The light at dawn and dusk can take your breath away. In photography circles it is known as the golden hour. God spray paints with a touch of golden light and landscapes seem to shimmer with it.
In the first reading from Isaiah, we learn that our healing with spring up quickly and light shall break forth like the dawn when we fast as God wants us to–by loosening the bonds of injustice, undoing the thongs of the yoke, and freeing the oppressed. God hears the cry of the poor and answers: Here I am. If we feed the hungry, lift up the oppressed, and assist the afflicted, our light shall rise in the darkness.

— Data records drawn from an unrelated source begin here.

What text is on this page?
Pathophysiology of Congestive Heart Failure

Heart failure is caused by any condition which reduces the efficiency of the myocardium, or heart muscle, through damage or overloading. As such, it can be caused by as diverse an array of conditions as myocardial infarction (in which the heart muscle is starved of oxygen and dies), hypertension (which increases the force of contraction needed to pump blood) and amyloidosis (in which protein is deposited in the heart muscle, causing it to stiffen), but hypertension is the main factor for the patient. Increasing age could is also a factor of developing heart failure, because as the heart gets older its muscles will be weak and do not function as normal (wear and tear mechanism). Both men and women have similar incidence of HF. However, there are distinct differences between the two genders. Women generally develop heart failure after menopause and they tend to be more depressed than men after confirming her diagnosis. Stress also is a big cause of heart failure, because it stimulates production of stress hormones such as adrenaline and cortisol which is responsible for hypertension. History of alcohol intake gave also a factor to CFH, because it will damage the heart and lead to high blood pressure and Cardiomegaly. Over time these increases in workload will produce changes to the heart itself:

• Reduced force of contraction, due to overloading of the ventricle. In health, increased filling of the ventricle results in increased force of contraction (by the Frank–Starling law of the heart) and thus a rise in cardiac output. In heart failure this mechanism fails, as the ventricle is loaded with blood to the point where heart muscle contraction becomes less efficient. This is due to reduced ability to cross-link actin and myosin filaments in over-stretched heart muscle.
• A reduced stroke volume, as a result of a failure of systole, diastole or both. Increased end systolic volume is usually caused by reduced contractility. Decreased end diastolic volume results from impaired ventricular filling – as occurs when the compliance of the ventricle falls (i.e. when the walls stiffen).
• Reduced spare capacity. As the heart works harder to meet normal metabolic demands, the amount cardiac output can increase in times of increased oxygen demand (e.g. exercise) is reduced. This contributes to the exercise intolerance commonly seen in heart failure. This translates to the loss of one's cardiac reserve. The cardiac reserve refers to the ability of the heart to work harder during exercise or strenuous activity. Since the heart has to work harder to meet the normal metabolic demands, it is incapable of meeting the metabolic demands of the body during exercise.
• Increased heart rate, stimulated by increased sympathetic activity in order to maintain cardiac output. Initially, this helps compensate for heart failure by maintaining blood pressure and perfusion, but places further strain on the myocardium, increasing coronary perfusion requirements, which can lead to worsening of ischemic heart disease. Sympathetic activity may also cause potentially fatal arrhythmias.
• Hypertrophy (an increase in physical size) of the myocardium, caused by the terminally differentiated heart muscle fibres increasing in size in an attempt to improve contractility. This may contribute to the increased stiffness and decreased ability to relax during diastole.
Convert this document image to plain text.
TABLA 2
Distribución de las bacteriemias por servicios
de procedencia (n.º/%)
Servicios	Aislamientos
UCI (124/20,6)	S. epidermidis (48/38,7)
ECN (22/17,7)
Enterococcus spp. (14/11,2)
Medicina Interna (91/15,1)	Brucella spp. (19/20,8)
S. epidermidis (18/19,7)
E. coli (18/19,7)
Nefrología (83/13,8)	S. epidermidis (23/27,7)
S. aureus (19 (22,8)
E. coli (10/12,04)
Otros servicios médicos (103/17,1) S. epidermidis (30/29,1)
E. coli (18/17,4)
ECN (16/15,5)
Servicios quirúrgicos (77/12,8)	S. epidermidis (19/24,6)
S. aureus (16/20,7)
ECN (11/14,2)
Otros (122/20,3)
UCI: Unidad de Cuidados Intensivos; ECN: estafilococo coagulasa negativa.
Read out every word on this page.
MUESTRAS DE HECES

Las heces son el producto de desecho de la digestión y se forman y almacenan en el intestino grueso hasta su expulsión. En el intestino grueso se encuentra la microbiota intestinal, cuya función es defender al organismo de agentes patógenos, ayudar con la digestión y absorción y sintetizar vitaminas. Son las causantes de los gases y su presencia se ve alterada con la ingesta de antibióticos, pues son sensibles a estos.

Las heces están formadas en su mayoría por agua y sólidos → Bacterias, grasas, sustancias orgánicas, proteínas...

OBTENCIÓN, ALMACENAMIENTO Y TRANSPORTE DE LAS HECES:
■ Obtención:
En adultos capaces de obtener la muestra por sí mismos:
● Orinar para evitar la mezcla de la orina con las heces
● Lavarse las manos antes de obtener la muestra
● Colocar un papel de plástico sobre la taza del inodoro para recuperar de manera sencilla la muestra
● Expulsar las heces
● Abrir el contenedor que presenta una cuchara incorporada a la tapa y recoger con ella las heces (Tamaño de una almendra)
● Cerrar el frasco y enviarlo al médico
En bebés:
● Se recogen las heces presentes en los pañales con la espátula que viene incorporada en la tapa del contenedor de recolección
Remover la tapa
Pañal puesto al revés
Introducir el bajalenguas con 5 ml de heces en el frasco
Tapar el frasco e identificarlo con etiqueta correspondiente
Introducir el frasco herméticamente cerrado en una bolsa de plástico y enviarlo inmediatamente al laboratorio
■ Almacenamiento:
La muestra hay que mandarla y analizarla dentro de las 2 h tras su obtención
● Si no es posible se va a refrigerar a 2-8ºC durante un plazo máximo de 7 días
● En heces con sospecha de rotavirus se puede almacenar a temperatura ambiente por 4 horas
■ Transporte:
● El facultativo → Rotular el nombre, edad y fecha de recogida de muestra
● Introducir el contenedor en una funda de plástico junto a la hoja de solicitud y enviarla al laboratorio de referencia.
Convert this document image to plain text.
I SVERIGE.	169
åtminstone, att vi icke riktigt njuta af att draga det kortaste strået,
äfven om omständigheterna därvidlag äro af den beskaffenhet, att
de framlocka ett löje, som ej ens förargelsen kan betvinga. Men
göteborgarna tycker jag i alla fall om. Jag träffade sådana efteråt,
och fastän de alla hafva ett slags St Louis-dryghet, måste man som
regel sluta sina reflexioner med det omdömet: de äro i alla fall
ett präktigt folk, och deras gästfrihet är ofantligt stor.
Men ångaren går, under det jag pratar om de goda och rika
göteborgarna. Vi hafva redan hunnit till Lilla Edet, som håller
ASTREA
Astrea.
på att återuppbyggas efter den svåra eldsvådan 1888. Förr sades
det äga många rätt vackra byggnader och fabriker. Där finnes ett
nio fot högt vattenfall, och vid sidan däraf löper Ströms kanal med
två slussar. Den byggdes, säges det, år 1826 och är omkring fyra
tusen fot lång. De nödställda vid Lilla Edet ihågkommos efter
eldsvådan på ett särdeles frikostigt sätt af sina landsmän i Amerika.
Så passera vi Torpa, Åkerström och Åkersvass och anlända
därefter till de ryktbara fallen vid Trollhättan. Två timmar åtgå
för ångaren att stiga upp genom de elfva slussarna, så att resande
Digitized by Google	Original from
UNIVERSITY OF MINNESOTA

The psalmist too promises that light shall rise for the upright. Hearts who trust in the Lord will be unafraid. They shall be exalted. In the Second Reading, we are reminded that our faith must rely on the power of God. The Gospel claims us as children of God, salt of the earth and light for the world. It is not our power that is at the forefront here but what we do must point to God. Our good works and our gifts are for the glory of the Giver. We are to shine to light the path for others to walk in, for others to find the Giver.
I have been thinking about gifts this week. I am trying to embrace a rather odd gift that I have. As I watched Frozen this afternoon, I empathized with Elsa whose gift of creating winter is both beautiful and dangerous. She choses to hide her gift behind locked doors and suffers greatly for it, as does her family, especially her younger sister Anna. Later, it worsens as she does not know how to control it and rather than shine, she spreads darkness and fear. She does not use her gift to lift up the oppressed but rather causes havoc. Finally, when Love steps in, the gift is appreciated for its beauty and wonder.
How often do we not see Love in our darkness? If we believe and trust in the power of God, Love prevails and the gifts that we have illuminate our world. What gift do you need to allow to shine?